17 Groups Urge NRC to Halt Licensing, Relicensing of 23 Reactors Due to Failure to Address 2012 Court Ruling

Guest Blog | September 29, 2014 | Press Releases

Inadequate Response to 2012 “Waste Confidence” Court Action Means Legal Challenge is Inevitable … Unless NRC Halts Process.

 

WASHINGTON, D.C.///September 29, 2014///Firing a shot over the bow of the Nuclear Regulatory Commission (NRC), 17 groups today took a necessary first step to seeking federal court intervention if the NRC does not stop on its own the licensing and relicensing of 23 reactors at 14 sites across the United States.

 

In urging the NRC to halt its process, the groups, including the Southern Alliance for Clean Energy, note that the federal agency has failed to address a major 2012 court action and longstanding prior decisions requiring the NRC to make “Waste Confidence” findings that the highly radioactive spent reactor fuel used in reactors can be disposed of safely. In 2012 a federal court vacated NRC’s safety and environmental rules regarding spent fuel storage and disposal and remanded them to the agency for an environmental study. The NRC recently dismissed the notion that it needed to reasonably anticipate a national repository for nuclear reactor waste in order to proceed with reactor licensing and relicensing.

 

In support of the call for NRC action, expert declarations were made by Dr. Arjun Makhijani, president of the Institute for Energy and Environmental Research; and Dr. Mark Cooper, a senior fellow for Economic Analysis at the Institute for Energy and the Environment at Vermont Law School.

 

Diane Curran an attorney handling the filing today with the NRC, said: “NRC has long acknowledged that before licensing a reactor, the Atomic Energy Act requires it to make Waste Confidence findings that spent fuel can be safely disposed of in a geologic repository at some point in the future. The NRC even said it would not license a reactor if it could not make such a finding. Yet, the NRC has now arbitrarily dropped those findings from its regulations, claiming they are not necessary. The absence of Waste Confidence findings is a significant safety issue that should concern the public because spent fuel poses a serious public health and environmental hazard from which the public and environment can only be protected long-term with a geologic repository. Yet there is no repository in sight today.”

 

Dr. Cooper said that such a study could have a significant effect on reactor licensing decisions because they would likely show that reliance on nuclear reactors for electricity production is not cost-effective if all the costs of managing and disposing of spent fuel are taken into account.

 

Dr. Cooper observed that: “The costs of managing spent nuclear fuel are likely to be quite large in absolute value, running to hundreds of billions of dollars (in constant 2012 dollars) and in the range of $10 to $20 per MWH ($0.01 to $0.02 per kWh). These costs could be high enough to materially affect energy choices when the costs of new reactors or extension of the operating life of existing reactors are compared with energy efficiency and alternative energy sources. Therefore, if the NRC were to include the costs of spent fuel storage and disposal in its cost-benefit analyses for reactor licensing and re-licensing decisions, these costs easily could tip the balance of the analysis away from licensing or re-licensing the reactors and in favor of other alternatives or the no-action alternative.”

 

Dr.
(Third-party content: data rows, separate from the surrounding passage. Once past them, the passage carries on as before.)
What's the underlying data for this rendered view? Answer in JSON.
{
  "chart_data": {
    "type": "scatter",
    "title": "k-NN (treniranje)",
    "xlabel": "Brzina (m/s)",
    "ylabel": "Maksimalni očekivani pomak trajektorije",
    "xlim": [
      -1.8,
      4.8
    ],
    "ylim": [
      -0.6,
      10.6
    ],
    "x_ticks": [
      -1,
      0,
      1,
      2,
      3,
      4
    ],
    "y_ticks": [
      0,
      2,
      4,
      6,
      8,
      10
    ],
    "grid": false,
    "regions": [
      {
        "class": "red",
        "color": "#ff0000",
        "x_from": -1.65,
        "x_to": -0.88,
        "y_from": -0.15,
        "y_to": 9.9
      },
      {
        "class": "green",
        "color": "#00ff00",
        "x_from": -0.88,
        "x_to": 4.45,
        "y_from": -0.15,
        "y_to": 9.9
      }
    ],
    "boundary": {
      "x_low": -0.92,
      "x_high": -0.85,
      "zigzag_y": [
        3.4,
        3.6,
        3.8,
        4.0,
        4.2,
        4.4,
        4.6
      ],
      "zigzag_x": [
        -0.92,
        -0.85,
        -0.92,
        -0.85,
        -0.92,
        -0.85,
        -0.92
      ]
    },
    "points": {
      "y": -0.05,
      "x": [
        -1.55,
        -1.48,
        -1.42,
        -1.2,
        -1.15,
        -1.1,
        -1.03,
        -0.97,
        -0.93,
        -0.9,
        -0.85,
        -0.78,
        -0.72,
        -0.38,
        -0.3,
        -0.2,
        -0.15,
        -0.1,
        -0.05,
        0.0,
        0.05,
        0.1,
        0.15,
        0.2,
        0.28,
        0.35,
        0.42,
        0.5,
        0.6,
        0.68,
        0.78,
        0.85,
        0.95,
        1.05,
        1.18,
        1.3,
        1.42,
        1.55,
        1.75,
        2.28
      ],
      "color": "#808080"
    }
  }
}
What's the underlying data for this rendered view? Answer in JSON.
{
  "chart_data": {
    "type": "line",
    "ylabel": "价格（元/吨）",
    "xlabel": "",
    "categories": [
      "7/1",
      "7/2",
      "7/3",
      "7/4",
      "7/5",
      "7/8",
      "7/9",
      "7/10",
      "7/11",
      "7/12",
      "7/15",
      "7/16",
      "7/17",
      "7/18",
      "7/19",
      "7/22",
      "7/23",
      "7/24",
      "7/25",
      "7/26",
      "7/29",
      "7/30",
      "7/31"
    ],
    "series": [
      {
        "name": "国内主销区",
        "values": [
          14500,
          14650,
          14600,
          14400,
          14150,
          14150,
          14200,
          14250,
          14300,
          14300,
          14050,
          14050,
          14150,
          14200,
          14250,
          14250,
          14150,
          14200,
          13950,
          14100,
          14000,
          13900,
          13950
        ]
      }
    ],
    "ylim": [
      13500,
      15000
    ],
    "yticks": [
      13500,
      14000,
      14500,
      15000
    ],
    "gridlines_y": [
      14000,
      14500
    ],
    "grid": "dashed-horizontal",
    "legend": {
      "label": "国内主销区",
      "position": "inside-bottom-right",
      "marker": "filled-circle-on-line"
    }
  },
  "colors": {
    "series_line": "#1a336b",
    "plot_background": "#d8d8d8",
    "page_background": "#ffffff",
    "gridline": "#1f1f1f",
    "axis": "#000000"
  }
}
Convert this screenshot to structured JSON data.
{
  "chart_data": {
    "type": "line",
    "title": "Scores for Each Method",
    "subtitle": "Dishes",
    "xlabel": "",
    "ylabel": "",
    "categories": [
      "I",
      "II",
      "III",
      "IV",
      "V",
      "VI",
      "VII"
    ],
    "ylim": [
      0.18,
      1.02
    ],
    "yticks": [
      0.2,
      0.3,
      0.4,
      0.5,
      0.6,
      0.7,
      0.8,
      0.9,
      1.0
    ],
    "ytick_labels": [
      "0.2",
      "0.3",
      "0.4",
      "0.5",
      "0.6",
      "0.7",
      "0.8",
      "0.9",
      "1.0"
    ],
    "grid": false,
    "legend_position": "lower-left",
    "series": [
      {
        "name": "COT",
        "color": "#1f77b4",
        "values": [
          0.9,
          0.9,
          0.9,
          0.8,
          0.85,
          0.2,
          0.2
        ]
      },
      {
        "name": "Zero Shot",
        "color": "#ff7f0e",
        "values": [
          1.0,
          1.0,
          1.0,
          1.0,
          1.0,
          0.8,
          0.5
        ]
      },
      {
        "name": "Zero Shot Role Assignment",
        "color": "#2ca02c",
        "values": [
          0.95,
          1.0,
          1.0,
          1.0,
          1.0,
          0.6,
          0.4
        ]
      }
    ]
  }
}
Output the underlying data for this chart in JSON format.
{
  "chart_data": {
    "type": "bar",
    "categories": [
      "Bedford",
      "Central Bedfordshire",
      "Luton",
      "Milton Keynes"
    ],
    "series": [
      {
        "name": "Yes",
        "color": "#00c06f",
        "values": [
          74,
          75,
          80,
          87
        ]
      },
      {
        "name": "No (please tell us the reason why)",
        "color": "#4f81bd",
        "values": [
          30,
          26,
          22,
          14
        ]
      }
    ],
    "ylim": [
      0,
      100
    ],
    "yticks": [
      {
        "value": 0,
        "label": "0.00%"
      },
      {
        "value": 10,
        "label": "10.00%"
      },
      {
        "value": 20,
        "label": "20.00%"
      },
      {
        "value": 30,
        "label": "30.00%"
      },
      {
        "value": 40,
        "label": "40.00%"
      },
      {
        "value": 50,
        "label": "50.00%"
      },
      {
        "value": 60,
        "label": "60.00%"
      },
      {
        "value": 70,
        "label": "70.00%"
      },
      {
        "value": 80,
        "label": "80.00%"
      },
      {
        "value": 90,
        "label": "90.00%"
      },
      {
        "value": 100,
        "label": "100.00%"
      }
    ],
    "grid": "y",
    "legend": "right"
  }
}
Makhijani said: “Until the NRC has studied the technical feasibility and environmental impacts of spent fuel disposal, it should avoid making licensing decisions that would allow the generation of more highly radioactive spent reactor fuel. Spent nuclear fuel remains highly dangerous for thousands of years. It has long-lived radioactive materials in it that can seriously contaminate the environment and harm public health if released. Additionally, spent nuclear fuel contains plutonium-239, a radiotoxic element that can be used to make nuclear weapons if separated from the other materials in the fuel. Plutonium-239 has a half-life of over 24,000 years.”

 

The 17 groups submitting the NRC filings today are Beyond Nuclear, Blue Ridge Environmental Defense League, Citizens Allied for Safe Energy, Citizens Environmental Alliance of Southwestern Ontario, Citizens for Alternatives to Chemical Contamination, Don’t Waste Michigan, Ecology Party of Florida, Friends of the Coast, Green Party of Ohio, Missouri Coalition for the Environment, National Parks Conservation Association, New England Coalition, Nuclear Information and Resource Service, San Luis Obispo Mothers for Peace, SEED Coalition, the Sierra Club Michigan Chapter, and Southern Alliance for Clean Energy.

 

The new reactors that would be impacted by the NRC filing today are: Bellefonte Units 3 and 4; Comanche Peak Units 3 and 4; Fermi Unit 3; Levy County Units 1 and 2; South Texas Project Units 3 and 4; Turkey Point Units 6 and 7; Watts Bar Unit 2; and William States Lee III Units 1 and 2. The existing reactor license renewal candidates: Callaway Unit 1; Davis-Besse Unit 1; Diablo Canyon Units 1 and 2; Fermi Unit 2; Sequoyah Units 1 and 2; and South Texas Project Units 1 and 2.